An OpenSolaris presentation that I found indicates that their Fault Management includes “improved resilience for all PCI I/O failures,” but is vague on details. I’d like to compare it to PCI Error Recovery/EEH on Linux on POWER, but it is difficult to do so without more information. It seems to be (again) an OS-only implementation, which almost certainly wouldn’t be able to match the functionality provided by POWER platforms. On POWER, the hardware and hypervisor again provide assistance by fencing off adapters the instant a problem is detected (to avoid the possibility of data corruption) and then notifying the operating system, which then directs the appropriate device drivers to restart the failed adapter.

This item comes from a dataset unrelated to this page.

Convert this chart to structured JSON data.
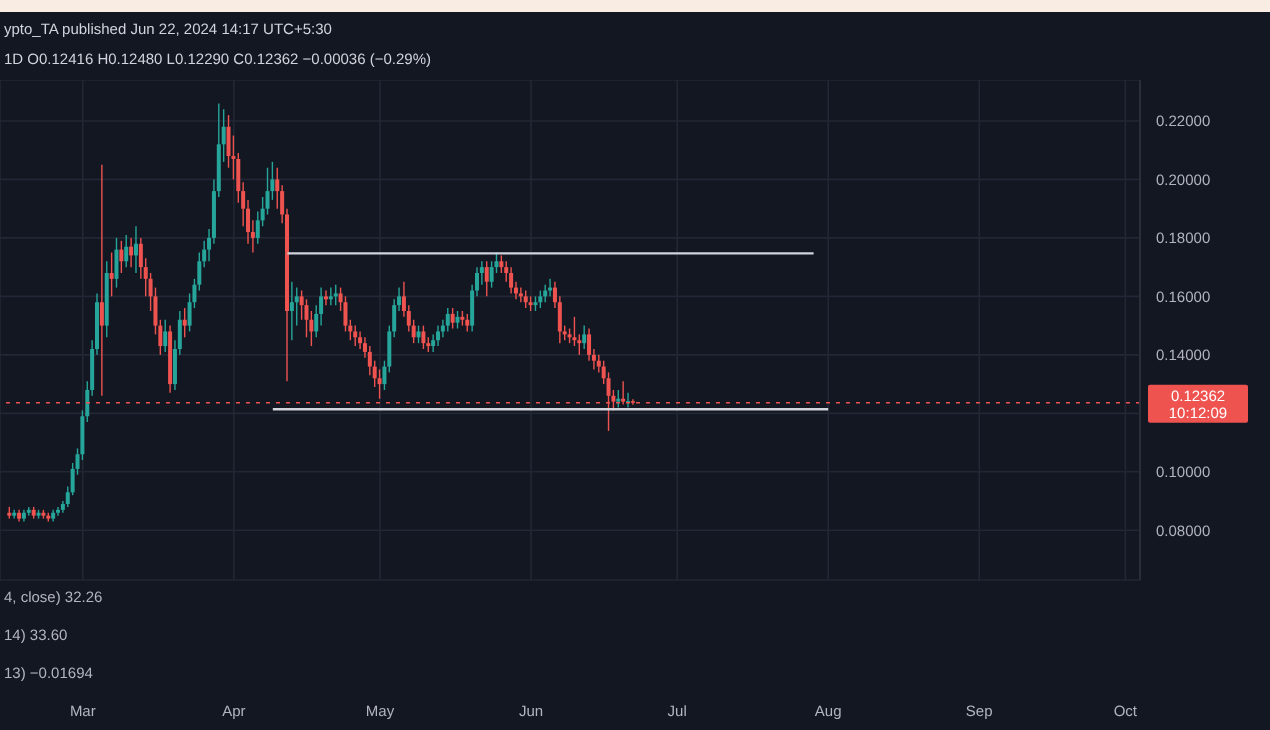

Predictive Self-Healing always tops the list of Solaris 10 features (along with ZFS, Containers, and DTrace, which are reserved for other posts and/or other bloggers to discuss). Hopefully I’ve shown why it shouldn’t.

PCI error recovery in Linux

And so, with introductions out of the way, I thought I’d just leap in and explain a little bit about PCI error recovery in Linux, and how it works on System p and System i (formerly known as pSeries and iSeries).

IBM’s POWER-based systems have a feature called EEH (extended I/O error handling). Each PCI bridge has a bit of hardware associated with it that detects abnormal conditions, like parity errors and wild DMA accesses. When such an error is detected, the misbehaving device’s bus is frozen, meaning that the device becomes inaccessible by the operating system. Any writes to the device will be dropped, and any reads will result in all 1’s (0xFFF…). By itself, that’s only marginally useful; at least the partition doesn’t crash as a result of the error and, probably more importantly, at least no data corruption occurs due to the fault. The real advantage to EEH is that the system firmware provides interfaces that can be called to reset the bus and bring the device back online, without the need to restart the operating system.

In Linux, any time a read results in all 1’s, a firmware invocation is made by the kernel to determine if the device actually meant to return that value or if the bus was frozen due to a detected failure. (Empirical measurements show that devices almost never mean to return all 1’s, so there are not many false positives.) If the bus is indeed frozen, notification and recovery routines in the device driver are automatically invoked by the kernel to indicate that the device has experienced an error and to indicate when the bus is unfrozen (so that the driver can re-initialize the device).

If the device driver is not “PCI error recovery enabled” (i.e. does not provide routines to perform recovery), the kernel will attempt to perform a hotplug operation. The hotplug operation is typically successful, but recovery is much slower than it would be if the device driver were PCI error recovery enabled.

Yes, all of the support for PCI error recovery in Linux is upstream at this time. One of my co-workers, Linas Vepstas, wrote the lion’s share of the code. Several device drivers are instrumented with recovery routines, including e1000, ixgb, and ipr; those drivers serve as good examples so that others can also be instrumented. For more details, see Documentation/pci-error-recovery.txt in the kernel source.